Hasil pemikiran dari
Adam Smith disebut Aliran atau mazhab klasik karena gagasan-gagasan yang ia
tulis sebelumnya telah banyak dibahas dan dibicarakan oleh pakar-pakar ekonomi
jauh sebelumnya. Misalnya, soal paham individualisme tidak jauh beda dengan
paham hedonisme yang dikembangkan oleh Epicurus pada masa Yunani kuno.
Begitu juga pendapatnya mengenai campur tangan pemerintah seminimal mungkin
dalam perekonomian (laissez faire laissez
passer) sudeh dibicarakan oleh Francis Quisney sebelumnya.
Pembahasan yang dilakukan oleh Smith lebih kepada ekonomi
mikro dengan penekanan pada penentuan harga.

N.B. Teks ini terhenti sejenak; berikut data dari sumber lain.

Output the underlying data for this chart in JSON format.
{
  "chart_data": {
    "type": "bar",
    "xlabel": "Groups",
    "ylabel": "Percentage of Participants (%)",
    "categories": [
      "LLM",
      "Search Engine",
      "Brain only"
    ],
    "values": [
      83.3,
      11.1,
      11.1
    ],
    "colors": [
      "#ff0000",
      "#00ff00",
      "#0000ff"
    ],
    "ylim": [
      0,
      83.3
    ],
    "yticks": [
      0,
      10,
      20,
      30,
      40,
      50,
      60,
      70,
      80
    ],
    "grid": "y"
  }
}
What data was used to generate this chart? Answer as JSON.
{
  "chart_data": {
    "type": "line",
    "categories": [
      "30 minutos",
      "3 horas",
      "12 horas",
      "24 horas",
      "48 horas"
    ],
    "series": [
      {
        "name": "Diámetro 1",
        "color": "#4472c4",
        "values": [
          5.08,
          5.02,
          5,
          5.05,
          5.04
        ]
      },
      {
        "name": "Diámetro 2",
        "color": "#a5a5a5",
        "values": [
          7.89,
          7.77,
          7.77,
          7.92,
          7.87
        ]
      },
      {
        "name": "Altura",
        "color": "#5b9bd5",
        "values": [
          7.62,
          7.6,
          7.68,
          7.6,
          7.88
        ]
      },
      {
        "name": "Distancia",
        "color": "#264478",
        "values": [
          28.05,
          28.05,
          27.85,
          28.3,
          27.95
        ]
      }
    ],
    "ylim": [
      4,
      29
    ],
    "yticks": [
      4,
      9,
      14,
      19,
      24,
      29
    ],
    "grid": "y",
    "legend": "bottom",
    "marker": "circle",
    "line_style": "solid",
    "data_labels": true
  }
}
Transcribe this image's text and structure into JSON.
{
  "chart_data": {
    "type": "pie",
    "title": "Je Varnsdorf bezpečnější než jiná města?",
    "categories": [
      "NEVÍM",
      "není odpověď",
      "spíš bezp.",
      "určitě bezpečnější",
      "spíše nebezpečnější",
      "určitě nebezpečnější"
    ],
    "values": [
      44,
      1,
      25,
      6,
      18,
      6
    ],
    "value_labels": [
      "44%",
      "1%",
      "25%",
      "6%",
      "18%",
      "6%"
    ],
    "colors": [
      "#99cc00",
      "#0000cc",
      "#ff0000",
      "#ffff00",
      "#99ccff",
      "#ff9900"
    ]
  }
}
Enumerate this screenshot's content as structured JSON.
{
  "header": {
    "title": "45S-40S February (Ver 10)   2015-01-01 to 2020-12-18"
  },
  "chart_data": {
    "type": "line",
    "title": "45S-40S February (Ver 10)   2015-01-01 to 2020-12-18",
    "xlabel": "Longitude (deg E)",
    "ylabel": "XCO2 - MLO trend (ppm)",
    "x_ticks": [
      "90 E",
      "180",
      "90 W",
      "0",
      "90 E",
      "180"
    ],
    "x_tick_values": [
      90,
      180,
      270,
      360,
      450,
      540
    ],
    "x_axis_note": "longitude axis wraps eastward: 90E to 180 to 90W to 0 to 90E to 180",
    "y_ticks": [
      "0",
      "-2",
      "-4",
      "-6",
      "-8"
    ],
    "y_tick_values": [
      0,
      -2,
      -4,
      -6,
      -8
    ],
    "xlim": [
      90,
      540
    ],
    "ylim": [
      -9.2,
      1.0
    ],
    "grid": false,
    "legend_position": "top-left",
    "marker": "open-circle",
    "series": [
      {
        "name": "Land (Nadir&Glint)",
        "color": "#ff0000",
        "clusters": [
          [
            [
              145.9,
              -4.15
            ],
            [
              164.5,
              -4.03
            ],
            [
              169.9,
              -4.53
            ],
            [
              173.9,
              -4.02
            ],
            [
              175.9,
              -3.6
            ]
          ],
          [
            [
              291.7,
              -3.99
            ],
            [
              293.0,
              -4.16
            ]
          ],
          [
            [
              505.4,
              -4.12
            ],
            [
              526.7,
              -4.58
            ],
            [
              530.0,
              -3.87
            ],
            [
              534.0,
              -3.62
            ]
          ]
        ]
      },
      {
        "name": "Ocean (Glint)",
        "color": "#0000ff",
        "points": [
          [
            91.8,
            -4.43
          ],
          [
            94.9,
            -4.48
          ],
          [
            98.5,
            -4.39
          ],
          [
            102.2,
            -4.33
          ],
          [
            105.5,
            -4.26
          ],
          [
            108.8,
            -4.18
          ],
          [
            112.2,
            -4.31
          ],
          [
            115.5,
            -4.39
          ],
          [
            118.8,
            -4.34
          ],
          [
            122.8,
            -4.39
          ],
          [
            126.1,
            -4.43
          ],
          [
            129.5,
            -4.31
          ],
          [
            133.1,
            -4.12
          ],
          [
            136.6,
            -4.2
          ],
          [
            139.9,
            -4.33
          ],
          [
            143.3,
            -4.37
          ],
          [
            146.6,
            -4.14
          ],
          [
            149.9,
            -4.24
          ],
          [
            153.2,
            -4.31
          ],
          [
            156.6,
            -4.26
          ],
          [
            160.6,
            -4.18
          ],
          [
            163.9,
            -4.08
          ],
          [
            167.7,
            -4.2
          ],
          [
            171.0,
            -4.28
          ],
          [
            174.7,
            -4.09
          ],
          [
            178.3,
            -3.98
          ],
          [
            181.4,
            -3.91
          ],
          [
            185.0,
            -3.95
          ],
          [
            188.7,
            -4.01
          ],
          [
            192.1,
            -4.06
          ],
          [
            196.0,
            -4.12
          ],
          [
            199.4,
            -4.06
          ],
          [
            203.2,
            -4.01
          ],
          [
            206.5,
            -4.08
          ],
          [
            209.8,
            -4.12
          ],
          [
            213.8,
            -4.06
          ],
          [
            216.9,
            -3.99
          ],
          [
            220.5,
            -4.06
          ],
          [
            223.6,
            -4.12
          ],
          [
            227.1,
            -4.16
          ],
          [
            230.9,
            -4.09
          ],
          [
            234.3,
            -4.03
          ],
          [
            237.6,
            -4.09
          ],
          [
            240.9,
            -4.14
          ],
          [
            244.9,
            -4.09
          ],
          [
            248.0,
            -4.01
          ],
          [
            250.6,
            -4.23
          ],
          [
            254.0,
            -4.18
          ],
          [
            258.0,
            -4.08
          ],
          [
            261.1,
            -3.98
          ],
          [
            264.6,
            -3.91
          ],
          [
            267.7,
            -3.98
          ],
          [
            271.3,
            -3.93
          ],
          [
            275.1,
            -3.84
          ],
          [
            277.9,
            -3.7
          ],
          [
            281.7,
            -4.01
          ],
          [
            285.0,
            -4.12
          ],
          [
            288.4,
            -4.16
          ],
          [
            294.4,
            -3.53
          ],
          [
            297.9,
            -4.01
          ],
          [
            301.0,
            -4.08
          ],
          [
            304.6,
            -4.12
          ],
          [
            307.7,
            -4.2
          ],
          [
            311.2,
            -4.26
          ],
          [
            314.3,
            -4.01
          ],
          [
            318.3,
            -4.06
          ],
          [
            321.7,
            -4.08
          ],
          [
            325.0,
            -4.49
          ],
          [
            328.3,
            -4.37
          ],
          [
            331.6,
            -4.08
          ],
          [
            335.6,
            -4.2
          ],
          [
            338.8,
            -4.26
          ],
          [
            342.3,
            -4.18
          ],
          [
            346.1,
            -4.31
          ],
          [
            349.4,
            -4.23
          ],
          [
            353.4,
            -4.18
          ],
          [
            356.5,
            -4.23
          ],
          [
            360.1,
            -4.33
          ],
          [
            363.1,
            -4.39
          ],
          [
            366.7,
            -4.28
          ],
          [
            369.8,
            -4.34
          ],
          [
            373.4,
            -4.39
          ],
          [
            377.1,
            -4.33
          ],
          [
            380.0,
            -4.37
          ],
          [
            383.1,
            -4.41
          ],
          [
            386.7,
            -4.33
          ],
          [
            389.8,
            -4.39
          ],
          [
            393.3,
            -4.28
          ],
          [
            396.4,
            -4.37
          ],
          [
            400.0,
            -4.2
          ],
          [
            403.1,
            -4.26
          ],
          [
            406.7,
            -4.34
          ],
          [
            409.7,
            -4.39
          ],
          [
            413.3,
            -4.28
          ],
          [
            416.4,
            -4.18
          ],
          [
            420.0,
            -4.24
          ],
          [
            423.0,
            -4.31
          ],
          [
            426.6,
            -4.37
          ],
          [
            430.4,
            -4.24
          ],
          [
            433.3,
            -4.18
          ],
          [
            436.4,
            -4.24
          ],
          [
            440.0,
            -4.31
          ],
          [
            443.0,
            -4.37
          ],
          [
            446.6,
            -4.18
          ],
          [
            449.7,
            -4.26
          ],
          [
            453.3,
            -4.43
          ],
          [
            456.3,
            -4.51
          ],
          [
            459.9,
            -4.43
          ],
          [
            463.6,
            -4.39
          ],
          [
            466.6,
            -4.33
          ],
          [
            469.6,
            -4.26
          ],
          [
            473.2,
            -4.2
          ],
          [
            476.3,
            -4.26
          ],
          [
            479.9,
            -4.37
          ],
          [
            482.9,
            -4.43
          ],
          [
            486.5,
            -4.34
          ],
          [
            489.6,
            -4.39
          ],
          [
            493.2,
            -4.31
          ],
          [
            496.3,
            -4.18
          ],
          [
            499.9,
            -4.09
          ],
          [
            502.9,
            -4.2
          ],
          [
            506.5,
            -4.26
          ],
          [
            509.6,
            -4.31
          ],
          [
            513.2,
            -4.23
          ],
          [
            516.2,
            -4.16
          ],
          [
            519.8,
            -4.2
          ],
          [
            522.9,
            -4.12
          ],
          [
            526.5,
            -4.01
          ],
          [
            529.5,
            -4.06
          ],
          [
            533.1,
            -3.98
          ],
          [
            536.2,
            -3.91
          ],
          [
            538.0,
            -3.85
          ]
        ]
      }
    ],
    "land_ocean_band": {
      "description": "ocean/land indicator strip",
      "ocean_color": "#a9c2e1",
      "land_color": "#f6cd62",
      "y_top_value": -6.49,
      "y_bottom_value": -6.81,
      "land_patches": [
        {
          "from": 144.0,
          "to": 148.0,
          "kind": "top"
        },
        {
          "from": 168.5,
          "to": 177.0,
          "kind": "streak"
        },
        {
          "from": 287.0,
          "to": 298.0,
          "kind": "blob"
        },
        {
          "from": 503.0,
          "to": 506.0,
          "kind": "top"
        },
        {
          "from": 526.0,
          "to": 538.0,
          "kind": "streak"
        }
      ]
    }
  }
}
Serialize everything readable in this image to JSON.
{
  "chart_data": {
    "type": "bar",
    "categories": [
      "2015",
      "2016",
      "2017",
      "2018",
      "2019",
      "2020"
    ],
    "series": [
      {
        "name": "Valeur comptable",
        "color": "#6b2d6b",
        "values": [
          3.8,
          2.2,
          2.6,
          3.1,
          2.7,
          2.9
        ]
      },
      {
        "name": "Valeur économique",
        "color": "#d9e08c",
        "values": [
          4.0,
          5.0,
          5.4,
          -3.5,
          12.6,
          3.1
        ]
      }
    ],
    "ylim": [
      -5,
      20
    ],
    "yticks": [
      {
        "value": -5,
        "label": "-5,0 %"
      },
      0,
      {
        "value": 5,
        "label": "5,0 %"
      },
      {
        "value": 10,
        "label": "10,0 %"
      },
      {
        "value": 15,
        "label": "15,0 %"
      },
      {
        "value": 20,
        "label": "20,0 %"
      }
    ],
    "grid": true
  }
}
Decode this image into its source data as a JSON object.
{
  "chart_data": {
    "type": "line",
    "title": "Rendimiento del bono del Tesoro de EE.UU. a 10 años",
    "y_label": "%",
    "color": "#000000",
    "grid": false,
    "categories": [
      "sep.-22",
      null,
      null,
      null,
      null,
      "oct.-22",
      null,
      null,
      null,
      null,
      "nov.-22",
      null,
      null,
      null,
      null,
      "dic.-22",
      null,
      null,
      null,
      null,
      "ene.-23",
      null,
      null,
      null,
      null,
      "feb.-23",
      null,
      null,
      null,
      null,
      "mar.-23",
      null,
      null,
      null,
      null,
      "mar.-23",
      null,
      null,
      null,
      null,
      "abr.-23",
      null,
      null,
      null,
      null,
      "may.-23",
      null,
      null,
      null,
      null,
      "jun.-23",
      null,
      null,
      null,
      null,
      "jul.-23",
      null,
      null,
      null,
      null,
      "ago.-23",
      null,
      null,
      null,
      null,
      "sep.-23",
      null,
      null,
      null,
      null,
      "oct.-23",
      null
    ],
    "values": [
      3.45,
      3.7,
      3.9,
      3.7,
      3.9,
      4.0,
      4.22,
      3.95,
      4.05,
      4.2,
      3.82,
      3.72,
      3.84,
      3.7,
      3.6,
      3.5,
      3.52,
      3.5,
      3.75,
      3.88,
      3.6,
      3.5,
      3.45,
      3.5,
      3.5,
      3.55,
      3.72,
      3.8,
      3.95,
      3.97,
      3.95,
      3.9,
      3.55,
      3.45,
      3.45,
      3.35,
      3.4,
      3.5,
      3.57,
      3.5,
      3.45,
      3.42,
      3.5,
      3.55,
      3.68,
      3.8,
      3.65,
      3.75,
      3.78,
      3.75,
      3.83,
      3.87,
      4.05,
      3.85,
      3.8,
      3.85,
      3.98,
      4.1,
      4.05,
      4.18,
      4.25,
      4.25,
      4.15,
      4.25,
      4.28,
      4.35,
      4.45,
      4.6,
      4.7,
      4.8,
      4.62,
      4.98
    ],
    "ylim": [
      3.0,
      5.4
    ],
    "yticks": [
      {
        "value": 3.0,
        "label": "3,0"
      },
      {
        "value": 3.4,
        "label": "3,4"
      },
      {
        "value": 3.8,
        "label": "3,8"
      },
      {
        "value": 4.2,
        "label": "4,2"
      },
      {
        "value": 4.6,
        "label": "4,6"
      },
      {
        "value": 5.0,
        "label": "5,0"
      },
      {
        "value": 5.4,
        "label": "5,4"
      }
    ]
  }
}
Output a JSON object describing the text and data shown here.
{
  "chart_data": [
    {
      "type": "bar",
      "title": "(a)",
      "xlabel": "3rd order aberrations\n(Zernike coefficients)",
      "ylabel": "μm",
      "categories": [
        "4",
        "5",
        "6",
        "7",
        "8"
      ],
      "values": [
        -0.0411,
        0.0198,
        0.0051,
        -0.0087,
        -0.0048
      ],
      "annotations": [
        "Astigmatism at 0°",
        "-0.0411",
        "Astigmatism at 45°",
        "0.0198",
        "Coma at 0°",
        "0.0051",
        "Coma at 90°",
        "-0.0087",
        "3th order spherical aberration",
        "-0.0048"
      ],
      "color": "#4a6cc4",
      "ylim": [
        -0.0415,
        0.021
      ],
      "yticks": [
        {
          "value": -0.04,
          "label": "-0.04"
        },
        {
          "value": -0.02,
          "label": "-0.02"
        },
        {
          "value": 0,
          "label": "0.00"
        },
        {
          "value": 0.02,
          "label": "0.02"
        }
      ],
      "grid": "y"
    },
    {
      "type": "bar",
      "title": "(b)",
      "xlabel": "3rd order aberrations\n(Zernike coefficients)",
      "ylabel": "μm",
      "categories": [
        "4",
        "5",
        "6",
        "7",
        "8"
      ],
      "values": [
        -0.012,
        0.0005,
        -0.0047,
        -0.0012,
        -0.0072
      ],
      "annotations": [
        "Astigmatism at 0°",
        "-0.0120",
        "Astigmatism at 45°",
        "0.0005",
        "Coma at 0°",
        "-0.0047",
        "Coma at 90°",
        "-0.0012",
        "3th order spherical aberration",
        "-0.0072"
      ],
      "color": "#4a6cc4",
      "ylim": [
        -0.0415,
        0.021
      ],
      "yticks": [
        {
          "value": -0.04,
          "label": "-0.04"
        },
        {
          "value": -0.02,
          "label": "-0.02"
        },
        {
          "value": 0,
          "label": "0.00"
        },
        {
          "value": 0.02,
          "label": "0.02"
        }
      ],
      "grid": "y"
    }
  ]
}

Melalui analisis mikro, ia
menguraikan masalah pembangunan dan kebijaksanaan-kebijaksanaan untuk memacu
pertumbuhan ekonomi. Menggunakan pendekan deduktif yang digabung dengan
penjelasan historis, maka tidak heran bahwa buku The Wealth of Nations mencapai 900 halaman.
Ada beberapa orang yang berpengaruh bagi Smith, dua
diantaranya adalah Francis Hutcheson (1694-1746) yang merupakan dosennya di
Universitas Glasgow dan David Hume (1711-1776)
yang merupakan teman kuliahnya.
Adam Smith banyak mengadopsi tulisan dari tokoh-tokoh
merkantilis dan fisiokrat yang kemudian disintesiskan kedalam The Wealth of Nations. Para pakar
umumnya percaya bahwa belum ada pemikir-pemikir ekonomi yang mengintegrasikan
begitu banyak topik menjadi satu volume yang mencakup pandangan menyeluruh.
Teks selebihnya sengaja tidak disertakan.